Two-pronged approach suggested for social protection reforms: World Bank Report
Pakistan has the lowest penetration of micro-finance in South Asia with less than 2 percent of poor households covvered, said World Bank Report. According to WB report on "Social protection in Pakistan", in Bangladesh and Sri Lanka, over 60 percent of the poor are micro-finance clients and this share is 9 and 14 percent in India and Nepal, respectively.
However, the impact of micro-finance on those who receive them is positive. The slow growth of micro-finance in Pakistan is caused in part by the lack of a solid and profitable core business, relying on subsidised donor funds rather than profitability.
In the past, WB report said, Pakistan has implemented workfare programs to build infrastructure and offer temporary employment to the poor, but no major program currently exists. Past programs include workfare for Afghan refugees and the Khushal Pakistan Program, though their overall impact on poverty reduction is not known.
Currently, no public works program exists to target the poor through low wages or conditions on public works contracts to employ local labour. WB report stated that "Social Welfare and Care Services" are fragmented with low budgets, and their effectiveness is not well known. The poor need only cash transfers, but also need services to improve their welfare, eg, rehabilitation services for the disabled.

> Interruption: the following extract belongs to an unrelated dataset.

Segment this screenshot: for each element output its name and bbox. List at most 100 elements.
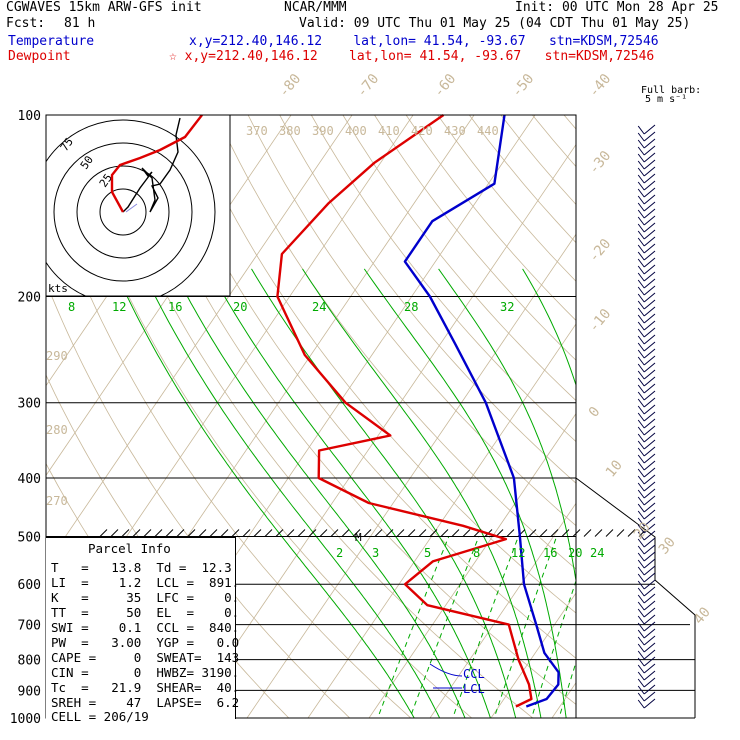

The Ministry of Social Welfare and Special Education has been active in designing and providing several types of social welfare and care services programs for vulnerable groups such as working children, vulnerable women, and the disabled. The programs are publicly financed and administered by the federal government in some instances (eg, special education schools for children with disabilities; PBM child labour or vocational training centres); provincial governments (beggar and drug addict homes; Punjab Child Protection Bureau); and districts (district social welfare offices).
THE DELIVERY OF SERVICES FACES SEVERAL ISSUES:
(i) Programs are fragmented and no over-arching framework for service provision to vulnerable groups exists.

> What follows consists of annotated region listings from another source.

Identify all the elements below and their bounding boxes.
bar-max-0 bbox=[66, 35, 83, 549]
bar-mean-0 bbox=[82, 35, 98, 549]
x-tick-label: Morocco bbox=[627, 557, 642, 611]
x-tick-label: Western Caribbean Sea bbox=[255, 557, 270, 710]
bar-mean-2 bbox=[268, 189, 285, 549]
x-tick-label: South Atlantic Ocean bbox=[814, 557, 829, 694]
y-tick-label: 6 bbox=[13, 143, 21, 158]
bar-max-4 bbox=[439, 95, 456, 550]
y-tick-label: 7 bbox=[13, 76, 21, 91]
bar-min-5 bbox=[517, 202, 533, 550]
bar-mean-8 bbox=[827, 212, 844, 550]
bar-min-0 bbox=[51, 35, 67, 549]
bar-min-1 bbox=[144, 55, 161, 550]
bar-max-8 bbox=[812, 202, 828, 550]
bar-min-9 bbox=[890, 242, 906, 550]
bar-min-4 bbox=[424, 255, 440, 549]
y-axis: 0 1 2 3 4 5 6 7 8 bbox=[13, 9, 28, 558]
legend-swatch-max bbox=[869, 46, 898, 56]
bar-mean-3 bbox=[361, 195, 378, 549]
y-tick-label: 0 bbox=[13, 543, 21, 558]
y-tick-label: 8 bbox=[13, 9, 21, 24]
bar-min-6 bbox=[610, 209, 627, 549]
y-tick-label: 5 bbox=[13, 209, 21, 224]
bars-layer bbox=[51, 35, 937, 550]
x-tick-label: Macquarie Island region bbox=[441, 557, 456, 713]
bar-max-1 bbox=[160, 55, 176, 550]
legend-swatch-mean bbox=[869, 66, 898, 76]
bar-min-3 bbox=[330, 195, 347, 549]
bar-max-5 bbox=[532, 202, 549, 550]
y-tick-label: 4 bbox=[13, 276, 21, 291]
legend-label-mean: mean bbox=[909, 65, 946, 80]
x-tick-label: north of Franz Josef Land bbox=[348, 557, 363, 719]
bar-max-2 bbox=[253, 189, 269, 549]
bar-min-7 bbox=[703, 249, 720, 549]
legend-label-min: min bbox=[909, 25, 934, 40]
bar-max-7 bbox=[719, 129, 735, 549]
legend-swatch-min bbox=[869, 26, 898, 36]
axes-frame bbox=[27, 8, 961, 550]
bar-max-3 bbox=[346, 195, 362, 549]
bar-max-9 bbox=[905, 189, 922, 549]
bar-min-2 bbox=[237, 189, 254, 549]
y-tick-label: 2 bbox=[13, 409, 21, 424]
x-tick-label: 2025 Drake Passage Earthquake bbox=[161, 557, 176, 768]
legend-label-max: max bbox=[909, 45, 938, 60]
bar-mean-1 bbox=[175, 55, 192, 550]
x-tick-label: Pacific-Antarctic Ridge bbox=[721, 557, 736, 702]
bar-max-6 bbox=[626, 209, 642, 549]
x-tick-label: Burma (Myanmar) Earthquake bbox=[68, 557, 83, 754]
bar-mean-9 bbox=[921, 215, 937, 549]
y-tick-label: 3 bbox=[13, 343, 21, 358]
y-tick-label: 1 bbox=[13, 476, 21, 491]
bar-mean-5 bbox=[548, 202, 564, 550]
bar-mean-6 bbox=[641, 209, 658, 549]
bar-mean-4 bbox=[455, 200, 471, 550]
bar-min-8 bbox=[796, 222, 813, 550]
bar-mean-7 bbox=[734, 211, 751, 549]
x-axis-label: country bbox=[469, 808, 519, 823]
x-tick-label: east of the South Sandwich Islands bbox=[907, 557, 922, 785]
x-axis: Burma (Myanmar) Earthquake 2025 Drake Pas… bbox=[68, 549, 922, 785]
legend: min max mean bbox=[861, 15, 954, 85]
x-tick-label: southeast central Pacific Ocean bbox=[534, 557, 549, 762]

(ii) Public financing of social welfare and care services is low compared to needs (3 percent of social assistance spending), resulting in deficient coverage. Low budgets coupled with program fragmentation lead to poor coverage and weak administrative capacity to deliver and monitor services.
(iii) The public sector remains focused on service delivery instead of policy development, setting service standards, regulation, and supervision. Finally, (iv) private provision of services by NGOs to vulnerable groups exists, but also with small coverage. WB report said that the Ministry of Social Welfare and Special Education is aware of these issues and has announced its intention to strengthen service provision to special vulnerable groups.

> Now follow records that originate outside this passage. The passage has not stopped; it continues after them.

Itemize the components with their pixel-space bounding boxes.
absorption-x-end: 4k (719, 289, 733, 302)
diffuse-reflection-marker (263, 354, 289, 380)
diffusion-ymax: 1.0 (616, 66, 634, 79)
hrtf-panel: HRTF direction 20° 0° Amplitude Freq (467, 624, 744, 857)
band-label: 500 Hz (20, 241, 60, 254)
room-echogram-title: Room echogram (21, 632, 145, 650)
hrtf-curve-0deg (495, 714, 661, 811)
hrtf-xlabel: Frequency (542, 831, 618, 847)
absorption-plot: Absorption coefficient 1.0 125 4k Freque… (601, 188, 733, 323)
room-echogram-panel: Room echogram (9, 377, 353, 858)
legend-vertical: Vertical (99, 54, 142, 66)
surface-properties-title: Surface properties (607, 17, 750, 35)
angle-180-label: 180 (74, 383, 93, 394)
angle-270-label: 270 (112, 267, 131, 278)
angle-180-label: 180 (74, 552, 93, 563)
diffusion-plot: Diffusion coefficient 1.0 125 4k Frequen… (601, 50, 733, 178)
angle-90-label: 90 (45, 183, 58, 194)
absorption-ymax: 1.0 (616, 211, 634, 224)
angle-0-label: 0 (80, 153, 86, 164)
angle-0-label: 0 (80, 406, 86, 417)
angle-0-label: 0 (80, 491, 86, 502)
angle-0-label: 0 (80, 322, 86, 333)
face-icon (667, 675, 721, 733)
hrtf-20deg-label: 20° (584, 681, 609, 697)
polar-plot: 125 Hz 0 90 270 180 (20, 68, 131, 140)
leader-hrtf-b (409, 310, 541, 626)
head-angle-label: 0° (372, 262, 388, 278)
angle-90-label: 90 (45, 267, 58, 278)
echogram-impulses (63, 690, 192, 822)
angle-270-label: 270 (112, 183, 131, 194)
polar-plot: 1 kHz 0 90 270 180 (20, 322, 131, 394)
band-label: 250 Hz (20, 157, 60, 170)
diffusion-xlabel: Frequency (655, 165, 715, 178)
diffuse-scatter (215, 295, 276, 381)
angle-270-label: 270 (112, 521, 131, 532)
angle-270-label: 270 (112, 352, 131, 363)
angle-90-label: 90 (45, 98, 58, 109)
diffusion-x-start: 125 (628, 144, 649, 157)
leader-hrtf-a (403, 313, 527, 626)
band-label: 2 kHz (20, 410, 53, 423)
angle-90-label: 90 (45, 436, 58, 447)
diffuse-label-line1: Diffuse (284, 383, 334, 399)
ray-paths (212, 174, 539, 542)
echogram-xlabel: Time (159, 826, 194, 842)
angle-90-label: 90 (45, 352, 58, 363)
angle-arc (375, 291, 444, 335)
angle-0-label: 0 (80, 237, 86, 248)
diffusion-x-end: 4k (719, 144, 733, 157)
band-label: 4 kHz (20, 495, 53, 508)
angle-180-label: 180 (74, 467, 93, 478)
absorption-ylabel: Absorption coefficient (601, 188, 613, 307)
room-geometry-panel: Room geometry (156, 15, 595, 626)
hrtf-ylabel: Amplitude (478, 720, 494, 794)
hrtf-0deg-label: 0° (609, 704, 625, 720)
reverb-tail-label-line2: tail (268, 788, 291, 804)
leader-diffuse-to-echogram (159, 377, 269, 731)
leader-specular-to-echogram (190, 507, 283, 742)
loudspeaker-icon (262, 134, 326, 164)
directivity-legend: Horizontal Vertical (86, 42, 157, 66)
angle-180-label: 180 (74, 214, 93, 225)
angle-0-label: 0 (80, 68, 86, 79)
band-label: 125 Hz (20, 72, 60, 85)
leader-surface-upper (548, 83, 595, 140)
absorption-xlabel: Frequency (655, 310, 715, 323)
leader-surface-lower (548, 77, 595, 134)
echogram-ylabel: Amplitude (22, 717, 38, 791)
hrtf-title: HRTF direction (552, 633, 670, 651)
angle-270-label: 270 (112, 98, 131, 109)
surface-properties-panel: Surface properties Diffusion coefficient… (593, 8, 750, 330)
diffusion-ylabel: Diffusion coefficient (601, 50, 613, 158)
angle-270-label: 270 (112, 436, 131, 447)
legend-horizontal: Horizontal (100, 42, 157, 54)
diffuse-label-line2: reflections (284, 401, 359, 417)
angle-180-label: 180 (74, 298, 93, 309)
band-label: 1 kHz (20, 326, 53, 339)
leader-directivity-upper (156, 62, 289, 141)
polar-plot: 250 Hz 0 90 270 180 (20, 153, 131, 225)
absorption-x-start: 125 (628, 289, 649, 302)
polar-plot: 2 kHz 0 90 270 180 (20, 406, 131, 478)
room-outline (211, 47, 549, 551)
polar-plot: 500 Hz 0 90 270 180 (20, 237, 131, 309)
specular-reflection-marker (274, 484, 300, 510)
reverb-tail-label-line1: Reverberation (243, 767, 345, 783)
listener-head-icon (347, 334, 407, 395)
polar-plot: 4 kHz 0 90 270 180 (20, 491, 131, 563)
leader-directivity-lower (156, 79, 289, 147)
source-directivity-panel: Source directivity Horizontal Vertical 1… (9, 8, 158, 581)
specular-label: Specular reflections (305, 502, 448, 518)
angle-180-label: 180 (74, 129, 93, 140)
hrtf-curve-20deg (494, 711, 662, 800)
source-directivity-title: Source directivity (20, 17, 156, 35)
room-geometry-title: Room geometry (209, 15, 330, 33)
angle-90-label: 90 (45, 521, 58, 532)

WB report pointed out that the government regularly intervenes in the wheat market through a subsidy with the understanding that wheat is a major staple food for Pakistani households, and therefore changes in wheat prices directly impact welfare, particularly of poor consumers and producers, but at significant economic and fiscal costs. Since resale prices are not high enough to cover payments to producers and storage and handling costs, the government incurs significant fiscal expenses.
Over the last 10 years, annual wheat subsidy costs have averaged around Rs 6 billion, with the subsidy fluctuating from 0.1 to 0.5 percent of GDP. About a third of the subsidy accrues to millers to cover the difference between the guaranteed purchase and resale prices, and the other two-thirds finance inefficient government grain procurement and handling procedures.
Aside from creating distortions in wheat prices, and although more in-depth analysis is needed, preliminary evidence seems to suggest that the current system favours millers and the non-poor. The ability of the program to help the poor cope with wheat price shocks is therefore small, report mentioned.
WB report said that the recent earthquake exposed the gap in the ability of the government to cope with natural disasters. Since no safety net structure existed that could be rolled out quickly, interventions had to be designed from scratch. The final relief package combined short-term income support (cash support) with long-term aid for reconstruction (housing).
Community-based rehabilitation services anchored in four resource and information centres for persons with disabilities in the earthquake-affected areas are planned to complement this program. Following the earthquake, the government has developed the National Strategy and Plan of Action for Vulnerable Populations in Earthquake Affected Areas and the Earthquake Reconstruction and the Earthquake Rehabilitation Agency has approved its draft social protection strategy.